The “space in between embodied feeling & making sense” and “moments of relearning & unlearning”. I believe are the places, not physical but mental ones, where we feel the happy. Not the same happiness you feel at the end of a movie or a book with an ending you like but happy in a peaceful sense. Like walking along the ocean shore and looking off into the ocean, or walking through a path of trees and stopping to admire the size and beauty of it all, or if you’ve hiked up a hill, a cliff, a mountain and you reach the top and feel like you can see the whole world and all its beauty. You almost don’t even have a thought you could put into words. It’s just a feeling of happiness you get when you see the earth in all its beauty. I believe that is what Ho’s paper is trying to explain in those 2 sentences.
“There’s so much grey to every story – nothing is so black and white”. (Lisa Lang)
Our project was about raising the awareness of our carbon footprint and was we can eliminate the damage we do to the earth starting with the simple things in our everyday lives. This quote to me gives me the confidence where I myself had doubt in my ability to reduce my carbon footprint. Many of the people in my group already had many things they had incorporated into their everyday life and to someone who had just started, it was almost discouraging to look at myself and see how much I wasn’t doing. I viewed them as being the people the earth needed while viewing myself as the same as all those who don’t care for the environment. Though I do try I felt like if you were to take those helping the earth and those who are not, I would end up in the group who does not compared to the rest of my group. This quote to me made me think that there doesn’t have to be just “black and white” but the shades of grey in between. Perhaps my shade of “grey” is darker than others, but I can keep working towards me own personal goal and not compare my “shade” to the others.
Reading the poems and posts of other students in the class was very eye-opening. Before we had all shared I knew they were all going to be poems and that they were about saving the earth but it was still very interesting to see the differences and how each post varied from the other. Yet, just like how no two snowflakes are alike but together can produce piles of snow. The differences in each post all had powerful ideas on how we should be incorporating eco-literacy into our everyday lives. As someone who has never been strong in the category of poetry, it’s a bit embarrassing to try and compare the short poem I had written to the incredibly creative and well-written posts of the others. But, will the goal being about our views, thoughts and how we share the same views towards the planet it was difficult deciding who’s posts to write about.
I enjoyed Mack’s post because I really enjoyed the fact that not only was his post done incredibly well, but it also was what he had planned to send into the Dean of Education. You can read it as a message to the Dean but I also viewed it as a message to myself (or those that read it). Further, in the poem, he writes “Getting there won’t be easy. We all must do our part. Recycling isn’t everything. But it is a start.”. I read this and it really hit me in my pride. I used to think “what difference does it really make if I recycle or not? I’m just one guy” and basically used that as an excuse not to recycle and not feel bad about it.

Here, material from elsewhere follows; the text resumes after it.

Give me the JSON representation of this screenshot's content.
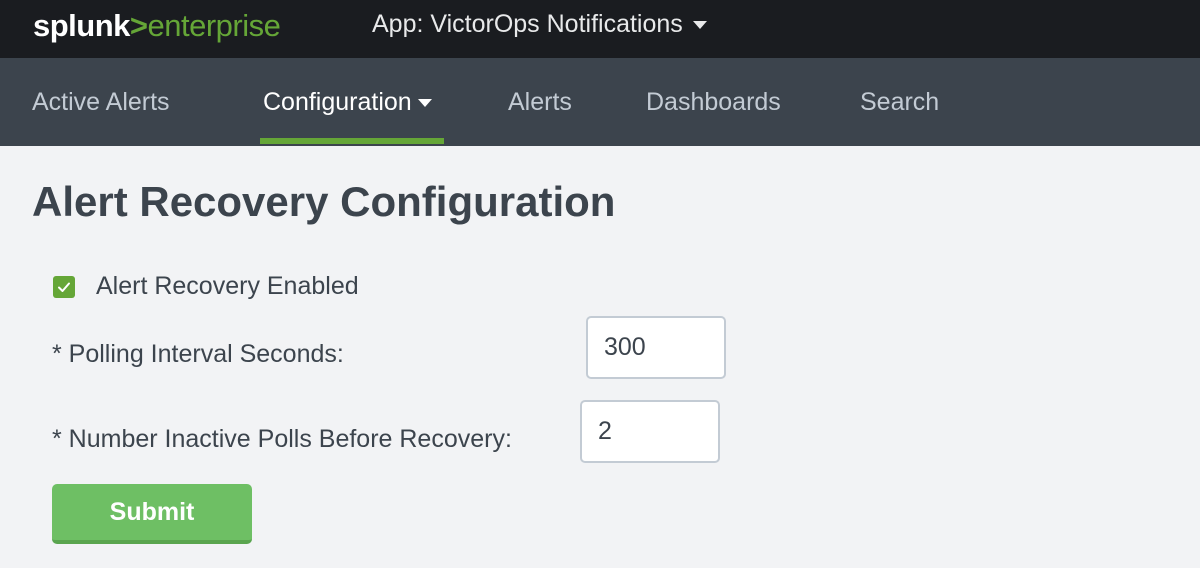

I had read Sara’s later and really enjoyed how relatable it was. As someone who grew up on acreage with open fields beyond my backyard, I too enjoyed the beautiful view in the evenings that came with it. “We run through the field to find a perfect spot. It has now deepened to a violet-blue, with strokes of bubblegum pink, and clouds so thin and light”. This allows any who read it to picture their own memories of looking up at the beautiful sky the earth has given us.
With how short my poem was I feel as though comparing it to the other posts would be a knock at the other posts. But, short as it may be, it is still my views on how the earth has given us so much and yet we still “We take it for granted this planet of ours”. With Mack’s poem being about taking the literal steps toward saving the planet, Sara’s post about enjoying the beauty the earth gives us if we can take care of it, and mine being almost the bridge in-between, I think reading all these posts has really broadened my knowledge and understanding of Eco-literacy.
Like a mother that cares for her child.
The earth has done everything to provide.
While she watches us, all run wild.
She has always been by our side.
And yet, with all she has done for you and me.
Like her trees giving air for us to inhale.
We still choose to pollute her sea.
Leaving behind our plastic trail.
We take it for granted this planet of ours.
But the little things can make a change.
Like walking instead of driving your car.
Removing plastic for an eco-exchange.
In smaller towns, it is very common for farms and acreages to be surrounded by an abundance of trees around the house and yard to keep the strong winds from blowing things into, or off of, your yard. My home was no different. The types of trees varied but were all equally useful. Each year we would take the smaller trees that would be suffocated by the larger ones and relocate them so that they may grow as big as the others on our property.
We have many trees on our acreage, from spruce trees, birch trees, and crab apple trees. Each of these trees serve a different purpose and help in a variety of ways. Because of this, my family and I do what we can to take care of the fully-grown trees, and relocate the smaller trees to a new area if the area they are in could hinder their growth, or offer them to people who are wanting or in need of trees.
What is the environment to me? The environment is my home, and yet, its everywhere. When I’m outside on the front lawn with my dog playing catch, when I’m walking down the sidewalk on my way to the university, and when I’m on vacation at a beach in some tropical place I am surrounded by the environment. What first comes to mind when I think of the environment is my home back in Melfort. We lived on an acreage with large lawns that we would run and play on, a long dirt road that we would ride our bikes on, and hundreds of trees that we ourselves planted. My favorite environment would be when I would walk with my dog too our raspberry bushes beyond our numerous trees where I would pick berries until I couldn’t hold anymore, and then continue my walk until I had reached the end of the trees where the last tree had a very low branch that I could sit on while I watched cars drive by and share my berries with my dog. It may not be everyone’s idea of the environment but it is a place where I feel closest to the earth.
Even though people may have their own ideas on what the environment is (which I am in no way disagreeing with those ideas of environment), I believe that the environment is everywhere and all around us. Though the environment changes depending on our location we are still within an environment of some kind. Whether we live in the city, small town, or a different country, we are all in an environment.